Practical Course in Natural Language Processing (Summer 2026)
Overview
This practical course will explore how the context-free grammars – studied in the course on formal systems and used to describe formal languages – can be used to parse natural languages which are by their nature informal, having been developed organically over centuries. The endgoal will be to implement a parser able to accurately identify the different syntactic parts of a given input sequence in English.

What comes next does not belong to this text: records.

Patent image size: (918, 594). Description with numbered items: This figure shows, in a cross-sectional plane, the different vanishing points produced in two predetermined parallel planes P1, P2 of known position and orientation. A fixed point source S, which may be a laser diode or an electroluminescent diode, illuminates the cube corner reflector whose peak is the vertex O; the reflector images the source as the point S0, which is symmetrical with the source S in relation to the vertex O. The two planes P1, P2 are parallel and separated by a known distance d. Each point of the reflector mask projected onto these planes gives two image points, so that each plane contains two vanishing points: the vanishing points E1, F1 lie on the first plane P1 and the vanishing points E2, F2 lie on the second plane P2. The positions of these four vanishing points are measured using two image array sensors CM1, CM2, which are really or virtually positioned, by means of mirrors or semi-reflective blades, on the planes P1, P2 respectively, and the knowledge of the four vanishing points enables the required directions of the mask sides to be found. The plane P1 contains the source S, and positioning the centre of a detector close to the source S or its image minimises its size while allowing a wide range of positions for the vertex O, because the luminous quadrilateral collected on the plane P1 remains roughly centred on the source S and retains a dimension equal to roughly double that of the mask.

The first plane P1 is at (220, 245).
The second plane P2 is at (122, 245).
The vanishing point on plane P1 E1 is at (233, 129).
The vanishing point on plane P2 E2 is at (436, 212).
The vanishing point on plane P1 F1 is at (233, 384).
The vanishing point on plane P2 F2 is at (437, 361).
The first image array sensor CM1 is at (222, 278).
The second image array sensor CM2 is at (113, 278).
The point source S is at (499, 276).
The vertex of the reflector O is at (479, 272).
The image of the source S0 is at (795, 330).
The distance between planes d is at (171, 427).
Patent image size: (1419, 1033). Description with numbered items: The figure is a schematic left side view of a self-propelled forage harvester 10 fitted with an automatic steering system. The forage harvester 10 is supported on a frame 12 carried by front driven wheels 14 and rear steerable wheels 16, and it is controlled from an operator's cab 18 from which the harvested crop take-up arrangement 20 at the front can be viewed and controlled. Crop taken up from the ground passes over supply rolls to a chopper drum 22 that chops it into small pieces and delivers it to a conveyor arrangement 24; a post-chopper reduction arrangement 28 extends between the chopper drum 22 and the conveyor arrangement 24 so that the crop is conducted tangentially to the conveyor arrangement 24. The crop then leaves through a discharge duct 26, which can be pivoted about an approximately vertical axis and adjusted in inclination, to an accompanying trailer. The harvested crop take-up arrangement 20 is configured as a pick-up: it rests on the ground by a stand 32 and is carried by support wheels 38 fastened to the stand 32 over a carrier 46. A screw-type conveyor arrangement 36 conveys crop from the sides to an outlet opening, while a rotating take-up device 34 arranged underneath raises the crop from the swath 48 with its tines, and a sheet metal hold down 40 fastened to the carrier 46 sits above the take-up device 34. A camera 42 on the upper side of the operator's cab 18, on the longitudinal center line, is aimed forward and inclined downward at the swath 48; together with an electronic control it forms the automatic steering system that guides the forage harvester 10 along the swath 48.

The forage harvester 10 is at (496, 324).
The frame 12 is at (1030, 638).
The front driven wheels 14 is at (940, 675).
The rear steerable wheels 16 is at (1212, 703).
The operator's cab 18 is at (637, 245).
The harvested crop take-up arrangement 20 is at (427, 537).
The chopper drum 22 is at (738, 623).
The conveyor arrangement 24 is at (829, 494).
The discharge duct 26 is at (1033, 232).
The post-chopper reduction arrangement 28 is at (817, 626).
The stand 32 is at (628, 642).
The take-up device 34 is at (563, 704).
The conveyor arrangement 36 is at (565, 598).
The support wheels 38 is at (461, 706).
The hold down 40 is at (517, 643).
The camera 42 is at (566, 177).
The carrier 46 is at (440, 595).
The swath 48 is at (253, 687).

To this end, we will construct a probabilistic grammar out of an extensive corpus and examine various methods to improve the accuracy and speed the parser. The parser will be tested on sentences taken from another data set to see how it generalizes. At the end of the course, the most accurate and fastest parsers will be selected for a competition.
Organization
- Language: English
- Timeslot: Tuesdays at 9:20 a.m.
- Room: APB-E042
The practical course will be split into 4 parts spread over the semester, each of which concludes with a partial delivery. Each part will be introduced with a mandatory lecture going over the minimum required tasks and new concepts. During the rest of the time, the room will be available for independent work and I will be there if you have any questions or need guidance. Outside of these slots, you can always reach me via my e-mail, should you need help with anything.
The introductory lecture will take place on the 21st of April in the APB-E042 at 9:20 a.m. and participation to it is a prerequisite for participation to the course. Please note that you do not need to register in advance.
Please send an e-mail with your name to register for the course. This will help me get a better idea of the number of participants, but also allow me reach out should there be any changes to the course (deadlines, additional lectures, etc).
You can find all relevant organizational information in the schedule, including:
- Important dates for submissions and compulsory tutorials
- Descriptions of the tasks and sub-tasks of each iteration
- Documentation of the expected CLI interface.
Resources
Here you can find all relevant resources to the course, including the corpus used for training and testing and the slides of the tutorials. Please note that to access them outside of TU Dresden’s campus, you need to be connected to the university’s VPN (find more here).
Slides
Corpora
Annotated sentences from the Wall Street Journal in the Penn Treebank (PTB) serve as the training and test corpora. These are made available here in a processed format. Please note that the TU Dresden’s license for the use of the Penn Treebank does not authorize you to redistribute this data.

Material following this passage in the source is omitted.